Sejarah singkat emas dan dollar
Awalnya, semua negara di dunia menggunakan emas dan perak ketika
bertransaksi satu sama lain. Bahkan AS pun dalam UUD-nya mencantumkan
bahwa negara menggunakan koin emas dan perak sebagai alat pembayaran.
Pada tahun 1800-an hingga 1900-an, orang-orang AS menggunakan uang koin
emas dan perak.
Lalu pada 1862, Presiden Lincoln perlu uang untuk membiayai perang saudara (pertanyaan klasik yang hingga kini bisa terus dipertanyakan: siapakah pemicu perang? siapakah yang meraup uang dari perang?). Parlemen AS mengizinkan Lincoln untuk meminjam uang dari bank negara (saat itu masih benar-benar bank milik pemerintah AS) sebesar 150 juta dollar (dalam bentuk koin emas/perak). Seharusnya, pemerintahan Lincoln mengembalikan uang itu dengan uang lagi, namun karena tidak mampu, diperkenalkanlah uang kertas yang berisi ‘janji’ untuk membayar kelak di lain waktu. Ketika itulah pemerintah AS memperkenalkan uang kertas dalam bentuk ‘sertifikat emas/perak’. Para pemilik uang menyimpan uangnya di bank pemerintah, pemerintah akan memberikan sertifikat bukti simpanan itu. Sertifikat itu kemudian bisa dijadikan alat tukar. Si A bisa membeli barang kepada si B dengan menggunakan sertifikat ini, lalu ketika si B butuh uang, dia bisa menyerahkan sertifikat ke bank dan menukarnya dengan koin emas/perak sesuai yang tertera di sertifikat.
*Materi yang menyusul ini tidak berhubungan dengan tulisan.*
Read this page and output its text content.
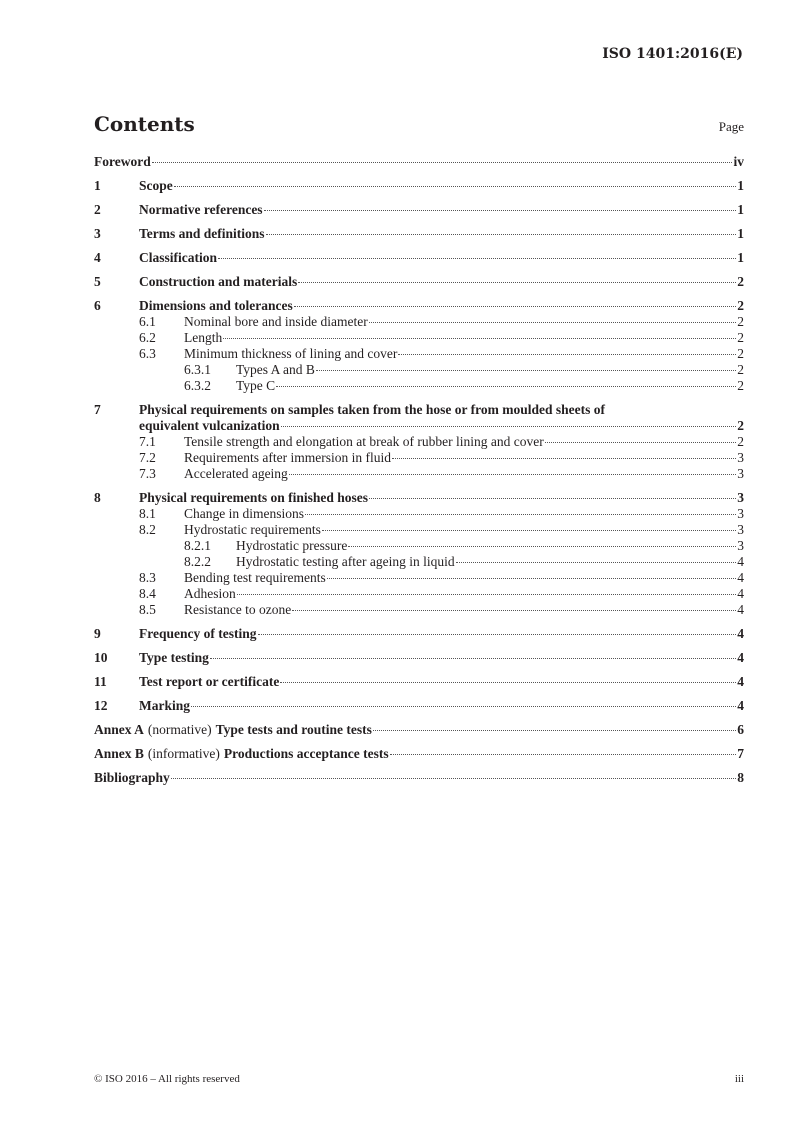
ISO 1401:2016(E)
Contents	Page
Foreword	iv
1	Scope	1
2	Normative references	1
3	Terms and definitions	1
4	Classification	1
5	Construction and materials	2
6	Dimensions and tolerances	2
6.1	Nominal bore and inside diameter	2
6.2	Length	2
6.3	Minimum thickness of lining and cover	2
6.3.1	Types A and B	2
6.3.2	Type C	2
7	Physical requirements on samples taken from the hose or from moulded sheets of
equivalent vulcanization	2
7.1	Tensile strength and elongation at break of rubber lining and cover	2
7.2	Requirements after immersion in fluid	3
7.3	Accelerated ageing	3
8	Physical requirements on finished hoses	3
8.1	Change in dimensions	3
8.2	Hydrostatic requirements	3
8.2.1	Hydrostatic pressure	3
8.2.2	Hydrostatic testing after ageing in liquid	4
8.3	Bending test requirements	4
8.4	Adhesion	4
8.5	Resistance to ozone	4
9	Frequency of testing	4
10	Type testing	4
11	Test report or certificate	4
12	Marking	4
Annex A (normative) Type tests and routine tests	6
Annex B (informative) Productions acceptance tests	7
Bibliography	8
© ISO 2016 – All rights reserved	iii
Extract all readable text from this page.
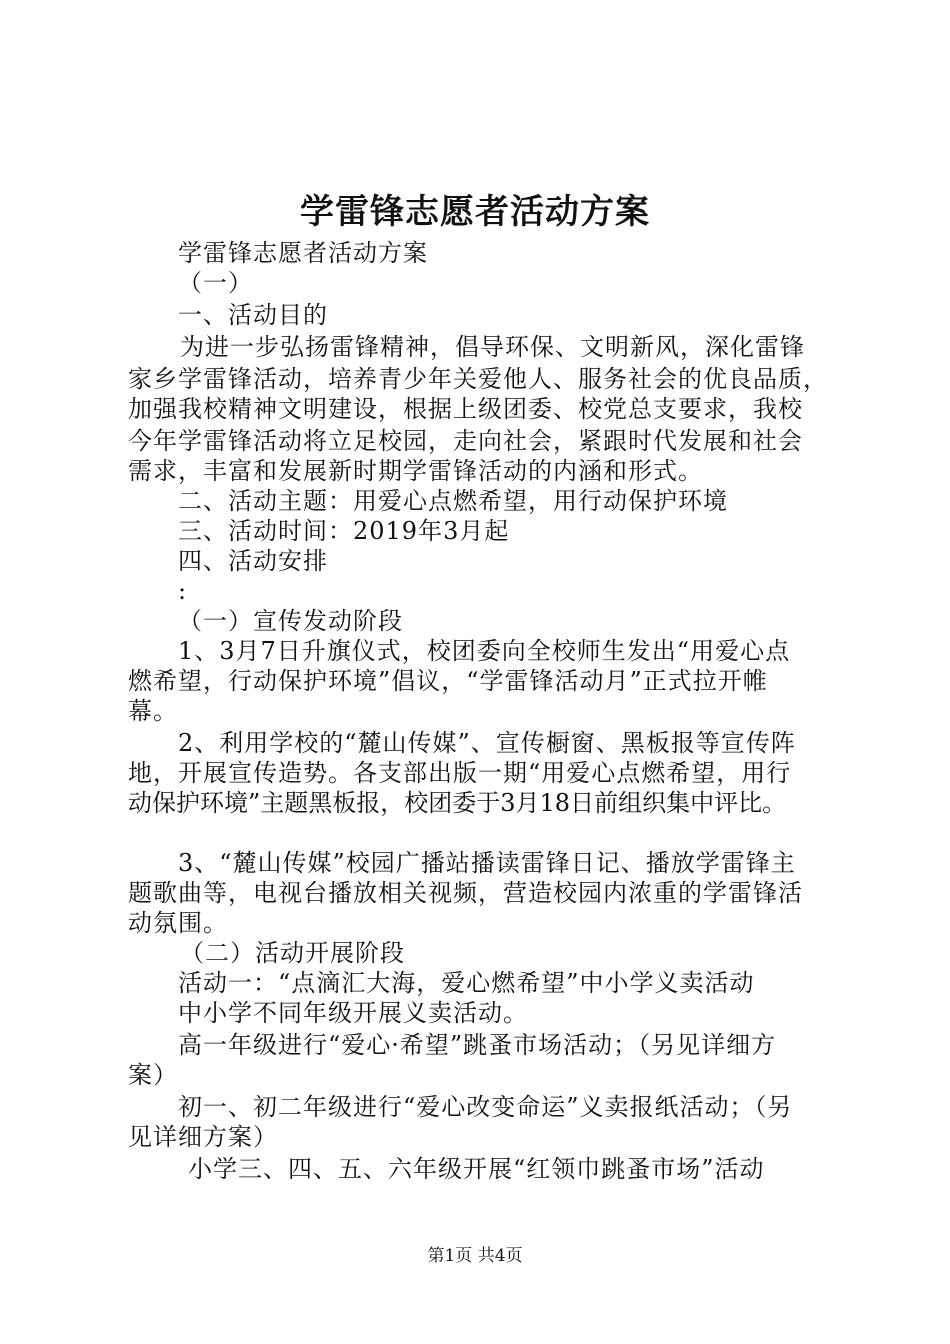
学雷锋志愿者活动方案
学雷锋志愿者活动方案
（一）
一、活动目的
为进一步弘扬雷锋精神，倡导环保、文明新风，深化雷锋
家乡学雷锋活动，培养青少年关爱他人、服务社会的优良品质，
加强我校精神文明建设，根据上级团委、校党总支要求，我校
今年学雷锋活动将立足校园，走向社会，紧跟时代发展和社会
需求，丰富和发展新时期学雷锋活动的内涵和形式。
二、活动主题：用爱心点燃希望，用行动保护环境
三、活动时间：2019年3月起
四、活动安排
:
（一）宣传发动阶段
1、3月7日升旗仪式，校团委向全校师生发出“用爱心点
燃希望，行动保护环境”倡议，“学雷锋活动月”正式拉开帷
幕。
2、利用学校的“麓山传媒”、宣传橱窗、黑板报等宣传阵
地，开展宣传造势。各支部出版一期“用爱心点燃希望，用行
动保护环境”主题黑板报，校团委于3月18日前组织集中评比。
3、“麓山传媒”校园广播站播读雷锋日记、播放学雷锋主
题歌曲等，电视台播放相关视频，营造校园内浓重的学雷锋活
动氛围。
（二）活动开展阶段
活动一：“点滴汇大海，爱心燃希望”中小学义卖活动
中小学不同年级开展义卖活动。
高一年级进行“爱心·希望”跳蚤市场活动；（另见详细方
案）
初一、初二年级进行“爱心改变命运”义卖报纸活动；（另
见详细方案）
小学三、四、五、六年级开展“红领巾跳蚤市场”活动
第1页 共4页
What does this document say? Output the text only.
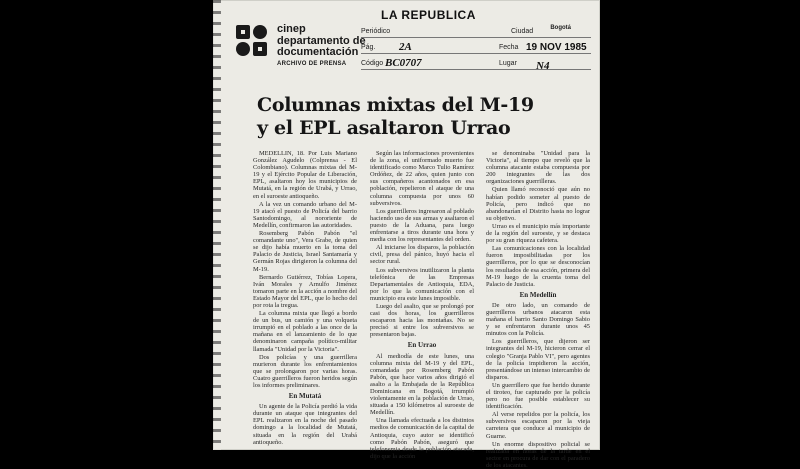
cinep
departamento de
documentación
ARCHIVO DE PRENSA
LA REPUBLICA
Periódico	Ciudad	Bogotá
Pág. 2A	Fecha 19 NOV 1985
Código BC0707	Lugar N4
Columnas mixtas del M-19
y el EPL asaltaron Urrao

MEDELLIN, 18. Por Luis Mariano González Agudelo (Colprensa - El Colombiano). Columnas mixtas del M-19 y el Ejército Popular de Liberación, EPL, asaltaron hoy los municipios de Mutatá, en la región de Urabá, y Urrao, en el suroeste antioqueño.

A la vez un comando urbano del M-19 atacó el puesto de Policía del barrio Santodomingo, al nororiente de Medellín, confirmaron las autoridades.

Rosemberg Pabón Pabón "el comandante uno", Vera Grabe, de quien se dijo había muerto en la toma del Palacio de Justicia, Israel Santamaría y Germán Rojas dirigieron la columna del M-19.

Bernardo Gutiérrez, Tobías Lopera, Iván Morales y Arnulfo Jiménez tomaron parte en la acción a nombre del Estado Mayor del EPL, que lo hecho del por rota la tregua.

La columna mixta que llegó a bordo de un bus, un camión y una volqueta irrumpió en el poblado a las once de la mañana en el lanzamiento de lo que denominaron campaña político-militar llamada "Unidad por la Victoria".

Dos policías y una guerrillera murieron durante los enfrentamientos que se prolongaron por varias horas. Cuatro guerrilleros fueron heridos según los informes preliminares.

En Mutatá

Un agente de la Policía perdió la vida durante un ataque que integrantes del EPL realizaron en la noche del pasado domingo a la localidad de Mutatá, situada en la región del Urabá antioqueño.

Según las informaciones provenientes de la zona, el uniformado muerto fue identificado como Marco Tulio Ramírez Ordóñez, de 22 años, quien junto con sus compañeros acantonados en esa población, repelieron el ataque de una columna compuesta por unos 60 subversivos.

Los guerrilleros ingresaron al poblado haciendo uso de sus armas y asaltaron el puesto de la Aduana, para luego enfrentarse a tiros durante una hora y media con los representantes del orden.

Al iniciarse los disparos, la población civil, presa del pánico, huyó hacia el sector rural.

Los subversivos inutilizaron la planta telefónica de las Empresas Departamentales de Antioquia, EDA, por lo que la comunicación con el municipio era este lunes imposible.

Luego del asalto, que se prolongó por casi dos horas, los guerrilleros escaparon hacia las montañas. No se precisó si entre los subversivos se presentaron bajas.

En Urrao

Al mediodía de este lunes, una columna mixta del M-19 y del EPL, comandada por Rosemberg Pabón Pabón, que hace varios años dirigió el asalto a la Embajada de la República Dominicana en Bogotá, irrumpió violentamente en la población de Urrao, situada a 150 kilómetros al suroeste de Medellín.

Una llamada efectuada a los distintos medios de comunicación de la capital de Antioquia, cuyo autor se identificó como Pabón Pabón, aseguró que telefonemia desde la población atacada, dijo que la acción

se denominaba "Unidad para la Victoria", al tiempo que reveló que la columna atacante estaba compuesta por 200 integrantes de las dos organizaciones guerrilleras.

Quien llamó reconoció que aún no habían podido someter al puesto de Policía, pero indicó que no abandonarían el Distrito hasta no lograr su objetivo.

Urrao es el municipio más importante de la región del suroeste, y se destaca por su gran riqueza cafetera.

Las comunicaciones con la localidad fueron imposibilitadas por los guerrilleros, por lo que se desconocían los resultados de esa acción, primera del M-19 luego de la cruenta toma del Palacio de Justicia.

En Medellín

De otro lado, un comando de guerrilleros urbanos atacaron esta mañana el barrio Santo Domingo Sabio y se enfrentaron durante unos 45 minutos con la Policía.

Los guerrilleros, que dijeron ser integrantes del M-19, hicieron cerrar el colegio "Granja Pablo VI", pero agentes de la policía impidieron la acción, presentándose un intenso intercambio de disparos.

Un guerrillero que fue herido durante el tiroteo, fue capturado por la policía pero no fue posible establecer su identificación.

Al verse repelidos por la policía, los subversivos escaparon por la vieja carretera que conduce al municipio de Guarne.

Un enorme dispositivo policial se realizaba en horas de la tarde en el sector en procura de dar con el paradero de los atacantes.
Uang kertas ini secara bertahap diperkenalkan ke masyarakat dan dicetak terus-menerus untuk membiayai pengeluaran negara. Awalnya, saat itu ada cadangan emas di bank yang menjadi penjamin uang kertas itu, namun kelak, lama kelamaan, emas cadangan pun habis, sehingga pada akhirnya, uang kertas hanya uang kertas, bukan lagi ‘bukti’ penyimpanan cadangan emas di bank.
Pertanyaan: mengapa uang kertas yang dijadikan jalan keluar? Jawabnya:
1) karena dgn uang kertas, segelintir orang bisa melakukan apa saja; misalnya, pemerintah bisa hidup mewah, yang tak mungkin bisa dilakukan bila hanya uang emas yang beredar; uang emas sangat terbatas dan hanya orang yang benar-benar bekerja dan punya sumber daya yang bisa memilikinya. Pemerintah korup tentu tak bisa bermewah-mewah dalam sistem uang emas, kecuali bila dengan terang-terangan menindas rakyat. Padahal, di era modern, penindasan dan perbudakan terang-terangan seperti zaman feodal dulu sudah tidak mungkin lagi dilakukan.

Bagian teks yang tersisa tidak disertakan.